Written by the late Andy Easton, Sr. for the Gillespie Area News
Gillespie High School has turned out some great athletes in the history of the school. One of the best was Keith Parker who graduated with the class of 1940. Parker was outstanding in football, basketball, and track. In addition, he was a fine musician and singer who participated in band and chorus. Parker won nine varsity letters and was a starter on our 1939 State Basketball team. In 1940, Parker set a new Macoupin County record when he threw the javelin 179 feet. This still stands today as the state discontinued the javelin as an event the following year.
During his three years of varsity football, Gillespie didn’t have a winning record as they finished 10-11-3. In 1937, Gillespie was 2-6. The 1938 team went 2-4-2 and the 1939 team finished 6-1-1. Gillespie defeated Benld in 1938 by a score of 6-0. In the second quarter, Parker intercepted a Joe Chiado pass and returned it 60 yards for the only score of the game. In his senior season of 1939, Parker played in the first night game at Gillespie as Gillespie defeated Nokomis 18-0. Gillespie also pulled off a big upset when they defeated Mt. Olive 12-0 to stop their state-leading winning streak at 24 games. They also dealt Carlinville a bitter blow as they won on turkey day 7-6. This was also a huge upset and threw the conference into a three-way tie between Carlinville, Benld, and Pana. During his three years in high school, Parker played in the same backfield with fullback Vince Pacewic. Both of these men would go on to play professional football after World War II.
Parker attended the University of Missouri and played on their 1941 Sugar Bowl team. In 1942, Missouri won the Big Six Conference. He joined the Marine Corps in 1943 and was sent to the officers training program at Purdue University. He played halfback on the undefeated Purdue team that won the Big Ten Conference with a 10-0 record and tied Notre Dame for the National Championship. Purdue featured many college players who were in the Navy V-12 Program and they included Tony Butkovich, Alex Agase, and Mike Kasap who all played at Illinois. Butkovich was nicknamed “Touchdown Tony” and he was killed in the Pacific Theater. Agase was named All American at Illinois and Purdue. Parker finished training at Purdue and was commissioned a Second Lieutenant and served in the Pacific until the end of the war. After the war, he returned to Missouri and graduated in 1946. He was drafted by the Baltimore Colts and started five games before a knee injury ended his pro career.
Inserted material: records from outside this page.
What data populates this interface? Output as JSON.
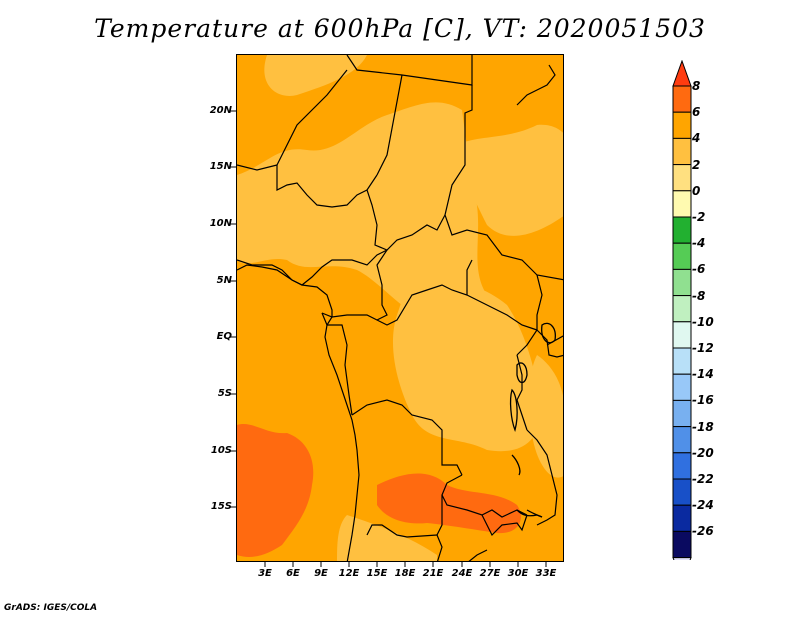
{
  "title": "Temperature at 600hPa [C], VT: 2020051503",
  "credit": "GrADS: IGES/COLA",
  "map": {
    "lat_labels": [
      "20N",
      "15N",
      "10N",
      "5N",
      "EQ",
      "5S",
      "10S",
      "15S"
    ],
    "lon_labels": [
      "3E",
      "6E",
      "9E",
      "12E",
      "15E",
      "18E",
      "21E",
      "24E",
      "27E",
      "30E",
      "33E"
    ],
    "colors": {
      "background_2_to_4": "#ffa500",
      "band_0_to_2": "#ffc040",
      "band_4_to_6": "#ff6a10",
      "border": "#000000"
    }
  },
  "colorbar": {
    "levels": [
      "8",
      "6",
      "4",
      "2",
      "0",
      "-2",
      "-4",
      "-6",
      "-8",
      "-10",
      "-12",
      "-14",
      "-16",
      "-18",
      "-20",
      "-22",
      "-24",
      "-26"
    ],
    "colors": [
      "#ff3c10",
      "#ff6a10",
      "#ffa500",
      "#ffc040",
      "#ffe080",
      "#fffab0",
      "#22b030",
      "#55cc55",
      "#90e090",
      "#c0f0c0",
      "#e0f8f0",
      "#b8e0f8",
      "#98c8f8",
      "#78b0f0",
      "#5090e8",
      "#3070e0",
      "#1850c8",
      "#0a2aa0",
      "#0a0a60",
      "#e0e0f8"
    ]
  }
}
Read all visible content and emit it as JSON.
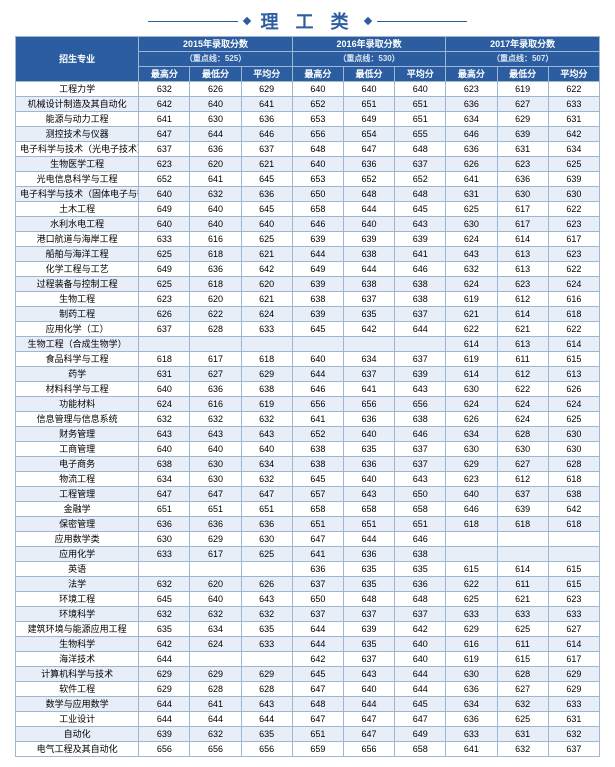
{
  "title": "理 工 类",
  "header": {
    "col_major": "招生专业",
    "years": [
      {
        "line1": "2015年录取分数",
        "line2": "（重点线：525）"
      },
      {
        "line1": "2016年录取分数",
        "line2": "（重点线：530）"
      },
      {
        "line1": "2017年录取分数",
        "line2": "（重点线：507）"
      }
    ],
    "subcols": [
      "最高分",
      "最低分",
      "平均分",
      "最高分",
      "最低分",
      "平均分",
      "最高分",
      "最低分",
      "平均分"
    ]
  },
  "rows": [
    [
      "工程力学",
      "632",
      "626",
      "629",
      "640",
      "640",
      "640",
      "623",
      "619",
      "622"
    ],
    [
      "机械设计制造及其自动化",
      "642",
      "640",
      "641",
      "652",
      "651",
      "651",
      "636",
      "627",
      "633"
    ],
    [
      "能源与动力工程",
      "641",
      "630",
      "636",
      "653",
      "649",
      "651",
      "634",
      "629",
      "631"
    ],
    [
      "测控技术与仪器",
      "647",
      "644",
      "646",
      "656",
      "654",
      "655",
      "646",
      "639",
      "642"
    ],
    [
      "电子科学与技术（光电子技术）",
      "637",
      "636",
      "637",
      "648",
      "647",
      "648",
      "636",
      "631",
      "634"
    ],
    [
      "生物医学工程",
      "623",
      "620",
      "621",
      "640",
      "636",
      "637",
      "626",
      "623",
      "625"
    ],
    [
      "光电信息科学与工程",
      "652",
      "641",
      "645",
      "653",
      "652",
      "652",
      "641",
      "636",
      "639"
    ],
    [
      "电子科学与技术（固体电子与微电子）",
      "640",
      "632",
      "636",
      "650",
      "648",
      "648",
      "631",
      "630",
      "630"
    ],
    [
      "土木工程",
      "649",
      "640",
      "645",
      "658",
      "644",
      "645",
      "625",
      "617",
      "622"
    ],
    [
      "水利水电工程",
      "640",
      "640",
      "640",
      "646",
      "640",
      "643",
      "630",
      "617",
      "623"
    ],
    [
      "港口航道与海岸工程",
      "633",
      "616",
      "625",
      "639",
      "639",
      "639",
      "624",
      "614",
      "617"
    ],
    [
      "船舶与海洋工程",
      "625",
      "618",
      "621",
      "644",
      "638",
      "641",
      "643",
      "613",
      "623"
    ],
    [
      "化学工程与工艺",
      "649",
      "636",
      "642",
      "649",
      "644",
      "646",
      "632",
      "613",
      "622"
    ],
    [
      "过程装备与控制工程",
      "625",
      "618",
      "620",
      "639",
      "638",
      "638",
      "624",
      "623",
      "624"
    ],
    [
      "生物工程",
      "623",
      "620",
      "621",
      "638",
      "637",
      "638",
      "619",
      "612",
      "616"
    ],
    [
      "制药工程",
      "626",
      "622",
      "624",
      "639",
      "635",
      "637",
      "621",
      "614",
      "618"
    ],
    [
      "应用化学（工）",
      "637",
      "628",
      "633",
      "645",
      "642",
      "644",
      "622",
      "621",
      "622"
    ],
    [
      "生物工程（合成生物学）",
      "",
      "",
      "",
      "",
      "",
      "",
      "614",
      "613",
      "614"
    ],
    [
      "食品科学与工程",
      "618",
      "617",
      "618",
      "640",
      "634",
      "637",
      "619",
      "611",
      "615"
    ],
    [
      "药学",
      "631",
      "627",
      "629",
      "644",
      "637",
      "639",
      "614",
      "612",
      "613"
    ],
    [
      "材料科学与工程",
      "640",
      "636",
      "638",
      "646",
      "641",
      "643",
      "630",
      "622",
      "626"
    ],
    [
      "功能材料",
      "624",
      "616",
      "619",
      "656",
      "656",
      "656",
      "624",
      "624",
      "624"
    ],
    [
      "信息管理与信息系统",
      "632",
      "632",
      "632",
      "641",
      "636",
      "638",
      "626",
      "624",
      "625"
    ],
    [
      "财务管理",
      "643",
      "643",
      "643",
      "652",
      "640",
      "646",
      "634",
      "628",
      "630"
    ],
    [
      "工商管理",
      "640",
      "640",
      "640",
      "638",
      "635",
      "637",
      "630",
      "630",
      "630"
    ],
    [
      "电子商务",
      "638",
      "630",
      "634",
      "638",
      "636",
      "637",
      "629",
      "627",
      "628"
    ],
    [
      "物流工程",
      "634",
      "630",
      "632",
      "645",
      "640",
      "643",
      "623",
      "612",
      "618"
    ],
    [
      "工程管理",
      "647",
      "647",
      "647",
      "657",
      "643",
      "650",
      "640",
      "637",
      "638"
    ],
    [
      "金融学",
      "651",
      "651",
      "651",
      "658",
      "658",
      "658",
      "646",
      "639",
      "642"
    ],
    [
      "保密管理",
      "636",
      "636",
      "636",
      "651",
      "651",
      "651",
      "618",
      "618",
      "618"
    ],
    [
      "应用数学类",
      "630",
      "629",
      "630",
      "647",
      "644",
      "646",
      "",
      "",
      ""
    ],
    [
      "应用化学",
      "633",
      "617",
      "625",
      "641",
      "636",
      "638",
      "",
      "",
      ""
    ],
    [
      "英语",
      "",
      "",
      "",
      "636",
      "635",
      "635",
      "615",
      "614",
      "615"
    ],
    [
      "法学",
      "632",
      "620",
      "626",
      "637",
      "635",
      "636",
      "622",
      "611",
      "615"
    ],
    [
      "环境工程",
      "645",
      "640",
      "643",
      "650",
      "648",
      "648",
      "625",
      "621",
      "623"
    ],
    [
      "环境科学",
      "632",
      "632",
      "632",
      "637",
      "637",
      "637",
      "633",
      "633",
      "633"
    ],
    [
      "建筑环境与能源应用工程",
      "635",
      "634",
      "635",
      "644",
      "639",
      "642",
      "629",
      "625",
      "627"
    ],
    [
      "生物科学",
      "642",
      "624",
      "633",
      "644",
      "635",
      "640",
      "616",
      "611",
      "614"
    ],
    [
      "海洋技术",
      "644",
      "",
      "",
      "642",
      "637",
      "640",
      "619",
      "615",
      "617"
    ],
    [
      "计算机科学与技术",
      "629",
      "629",
      "629",
      "645",
      "643",
      "644",
      "630",
      "628",
      "629"
    ],
    [
      "软件工程",
      "629",
      "628",
      "628",
      "647",
      "640",
      "644",
      "636",
      "627",
      "629"
    ],
    [
      "数学与应用数学",
      "644",
      "641",
      "643",
      "648",
      "644",
      "645",
      "634",
      "632",
      "633"
    ],
    [
      "工业设计",
      "644",
      "644",
      "644",
      "647",
      "647",
      "647",
      "636",
      "625",
      "631"
    ],
    [
      "自动化",
      "639",
      "632",
      "635",
      "651",
      "647",
      "649",
      "633",
      "631",
      "632"
    ],
    [
      "电气工程及其自动化",
      "656",
      "656",
      "656",
      "659",
      "656",
      "658",
      "641",
      "632",
      "637"
    ]
  ],
  "style": {
    "header_bg": "#2b5da0",
    "border": "#9db7d3",
    "alt_bg": "#e8eef7",
    "title_color": "#2b5da0"
  }
}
The All American Football League was formed in 1949 when the NFL brought in the Cleveland Browns, Baltimore Colts, and the San Francisco 49’s.
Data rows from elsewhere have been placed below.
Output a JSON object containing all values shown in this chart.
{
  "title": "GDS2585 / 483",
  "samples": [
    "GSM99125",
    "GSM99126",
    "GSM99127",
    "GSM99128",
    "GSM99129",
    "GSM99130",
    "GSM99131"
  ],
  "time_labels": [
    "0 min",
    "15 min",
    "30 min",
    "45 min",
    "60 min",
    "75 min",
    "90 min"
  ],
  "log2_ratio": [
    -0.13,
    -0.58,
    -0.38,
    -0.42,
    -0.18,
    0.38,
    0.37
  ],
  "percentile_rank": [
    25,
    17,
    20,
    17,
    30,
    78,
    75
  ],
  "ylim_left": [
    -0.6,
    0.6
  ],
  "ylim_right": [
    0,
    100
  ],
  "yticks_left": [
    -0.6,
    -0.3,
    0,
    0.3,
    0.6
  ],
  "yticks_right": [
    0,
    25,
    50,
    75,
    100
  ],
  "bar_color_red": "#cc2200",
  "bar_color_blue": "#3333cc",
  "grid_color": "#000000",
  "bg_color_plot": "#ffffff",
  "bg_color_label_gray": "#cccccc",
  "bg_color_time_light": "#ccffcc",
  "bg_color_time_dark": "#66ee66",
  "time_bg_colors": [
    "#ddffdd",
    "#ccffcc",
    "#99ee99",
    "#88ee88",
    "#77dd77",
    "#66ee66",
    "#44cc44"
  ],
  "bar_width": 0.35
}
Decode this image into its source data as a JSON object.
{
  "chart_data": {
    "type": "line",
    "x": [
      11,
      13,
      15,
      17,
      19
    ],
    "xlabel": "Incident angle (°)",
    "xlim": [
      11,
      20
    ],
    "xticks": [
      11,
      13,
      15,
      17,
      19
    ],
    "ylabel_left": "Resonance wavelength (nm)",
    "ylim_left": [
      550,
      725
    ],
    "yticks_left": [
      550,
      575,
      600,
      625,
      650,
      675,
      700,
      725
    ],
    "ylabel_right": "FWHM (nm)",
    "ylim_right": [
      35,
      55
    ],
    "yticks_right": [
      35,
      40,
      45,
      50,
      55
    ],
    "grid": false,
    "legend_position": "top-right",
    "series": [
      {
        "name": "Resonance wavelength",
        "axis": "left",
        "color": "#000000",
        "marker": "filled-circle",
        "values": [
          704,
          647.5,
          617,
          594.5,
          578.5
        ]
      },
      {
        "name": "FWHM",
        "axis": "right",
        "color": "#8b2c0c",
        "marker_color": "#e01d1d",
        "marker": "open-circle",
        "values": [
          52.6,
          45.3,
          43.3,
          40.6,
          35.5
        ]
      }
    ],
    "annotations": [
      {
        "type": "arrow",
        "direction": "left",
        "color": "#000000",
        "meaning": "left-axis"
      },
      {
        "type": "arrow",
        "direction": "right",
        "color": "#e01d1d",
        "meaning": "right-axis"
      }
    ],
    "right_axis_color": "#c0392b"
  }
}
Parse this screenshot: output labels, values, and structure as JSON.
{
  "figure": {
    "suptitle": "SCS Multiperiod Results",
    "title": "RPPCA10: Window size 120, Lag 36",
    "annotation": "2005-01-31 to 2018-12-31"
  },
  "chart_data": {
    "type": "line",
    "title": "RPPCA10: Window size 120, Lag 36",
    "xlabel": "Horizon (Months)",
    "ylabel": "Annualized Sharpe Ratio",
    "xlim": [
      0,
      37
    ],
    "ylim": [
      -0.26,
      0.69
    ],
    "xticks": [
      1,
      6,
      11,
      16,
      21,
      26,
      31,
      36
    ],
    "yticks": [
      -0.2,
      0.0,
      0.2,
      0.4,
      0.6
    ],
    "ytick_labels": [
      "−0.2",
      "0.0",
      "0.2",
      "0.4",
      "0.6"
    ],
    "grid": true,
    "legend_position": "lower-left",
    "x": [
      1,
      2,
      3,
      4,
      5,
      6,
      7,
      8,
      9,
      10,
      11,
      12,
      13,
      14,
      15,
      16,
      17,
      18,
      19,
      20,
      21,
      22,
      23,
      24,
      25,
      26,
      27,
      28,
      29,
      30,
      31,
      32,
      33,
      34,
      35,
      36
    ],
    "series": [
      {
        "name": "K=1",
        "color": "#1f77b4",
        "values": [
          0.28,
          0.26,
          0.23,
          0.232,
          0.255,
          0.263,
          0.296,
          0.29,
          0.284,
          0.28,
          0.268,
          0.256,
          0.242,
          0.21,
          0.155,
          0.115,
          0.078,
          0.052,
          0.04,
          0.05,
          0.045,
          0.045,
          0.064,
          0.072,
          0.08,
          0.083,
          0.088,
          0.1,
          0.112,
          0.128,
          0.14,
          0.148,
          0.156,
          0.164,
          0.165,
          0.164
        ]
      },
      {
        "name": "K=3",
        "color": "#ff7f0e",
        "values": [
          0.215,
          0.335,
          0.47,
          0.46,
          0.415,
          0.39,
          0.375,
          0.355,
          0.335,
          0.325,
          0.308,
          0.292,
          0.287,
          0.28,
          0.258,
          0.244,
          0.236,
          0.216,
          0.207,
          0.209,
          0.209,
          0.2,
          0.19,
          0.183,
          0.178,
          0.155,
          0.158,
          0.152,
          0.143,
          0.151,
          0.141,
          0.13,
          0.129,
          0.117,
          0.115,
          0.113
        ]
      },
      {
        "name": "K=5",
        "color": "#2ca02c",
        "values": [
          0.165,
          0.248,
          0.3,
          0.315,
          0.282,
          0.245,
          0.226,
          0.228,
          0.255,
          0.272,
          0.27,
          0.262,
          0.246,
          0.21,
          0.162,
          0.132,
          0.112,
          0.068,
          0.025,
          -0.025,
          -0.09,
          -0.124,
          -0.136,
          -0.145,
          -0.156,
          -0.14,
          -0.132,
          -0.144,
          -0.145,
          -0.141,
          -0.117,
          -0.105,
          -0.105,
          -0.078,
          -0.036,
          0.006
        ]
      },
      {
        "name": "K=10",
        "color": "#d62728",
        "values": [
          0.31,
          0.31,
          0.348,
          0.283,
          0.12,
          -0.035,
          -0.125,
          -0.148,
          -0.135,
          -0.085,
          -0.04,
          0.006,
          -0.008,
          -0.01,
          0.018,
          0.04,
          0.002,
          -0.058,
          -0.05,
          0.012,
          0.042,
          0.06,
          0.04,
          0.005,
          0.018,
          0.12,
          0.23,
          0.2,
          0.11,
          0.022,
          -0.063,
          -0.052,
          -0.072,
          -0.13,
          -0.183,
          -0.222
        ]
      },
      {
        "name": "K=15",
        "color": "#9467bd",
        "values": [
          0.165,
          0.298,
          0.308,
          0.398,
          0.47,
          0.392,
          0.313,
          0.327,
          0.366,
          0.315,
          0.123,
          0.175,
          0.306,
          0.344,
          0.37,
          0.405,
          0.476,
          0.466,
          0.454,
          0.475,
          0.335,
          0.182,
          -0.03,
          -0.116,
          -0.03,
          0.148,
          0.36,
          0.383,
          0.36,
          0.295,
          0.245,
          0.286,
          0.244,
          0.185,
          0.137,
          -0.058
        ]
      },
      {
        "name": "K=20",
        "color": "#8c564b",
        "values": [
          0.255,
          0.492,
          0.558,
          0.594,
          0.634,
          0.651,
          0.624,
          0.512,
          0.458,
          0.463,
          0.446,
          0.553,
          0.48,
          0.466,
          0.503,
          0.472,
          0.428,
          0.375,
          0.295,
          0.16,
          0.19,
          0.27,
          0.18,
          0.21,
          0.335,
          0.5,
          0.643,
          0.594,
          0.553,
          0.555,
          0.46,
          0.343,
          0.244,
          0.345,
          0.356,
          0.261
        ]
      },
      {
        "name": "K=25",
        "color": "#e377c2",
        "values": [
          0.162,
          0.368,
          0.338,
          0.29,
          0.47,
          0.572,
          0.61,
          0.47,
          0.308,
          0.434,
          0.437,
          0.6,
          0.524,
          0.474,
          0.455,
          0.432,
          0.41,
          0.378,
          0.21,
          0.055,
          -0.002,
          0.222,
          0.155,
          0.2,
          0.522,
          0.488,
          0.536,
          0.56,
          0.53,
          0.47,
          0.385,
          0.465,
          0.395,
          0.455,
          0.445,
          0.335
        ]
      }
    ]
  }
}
Parker began a teaching and coaching career at Granite City High School and in 1952, he started officiating football and basketball games in college and high schools until he hung up his whistle in 1993. His reputation as an outstanding referee was well known in both Missouri and Illinois and in 1967, he worked the State Tournaments in both states. Parker was elected to the Granite City Hall of Fame, Missouri Football Hall of Fame, and the National High School Sports Hall of Fame.
Parker in the son of the late Dr. Edmund H. and Grace Parker. His father was a long time osteopath in Gillespie. He married Clara Tretter and they have three adult children, son James and married daughters, Patricia Hewlett and Jane Franko.
I don’t know if Keith Parker was the best all around athlete to compete out of Gillespie High School but a Dizzy Dean once said when a reporter asked him if he was greatest pitcher in baseball, Dizzy replied, “I don’t know if I’m the best but I’m amongst em”. The same can be said about Keith Parker.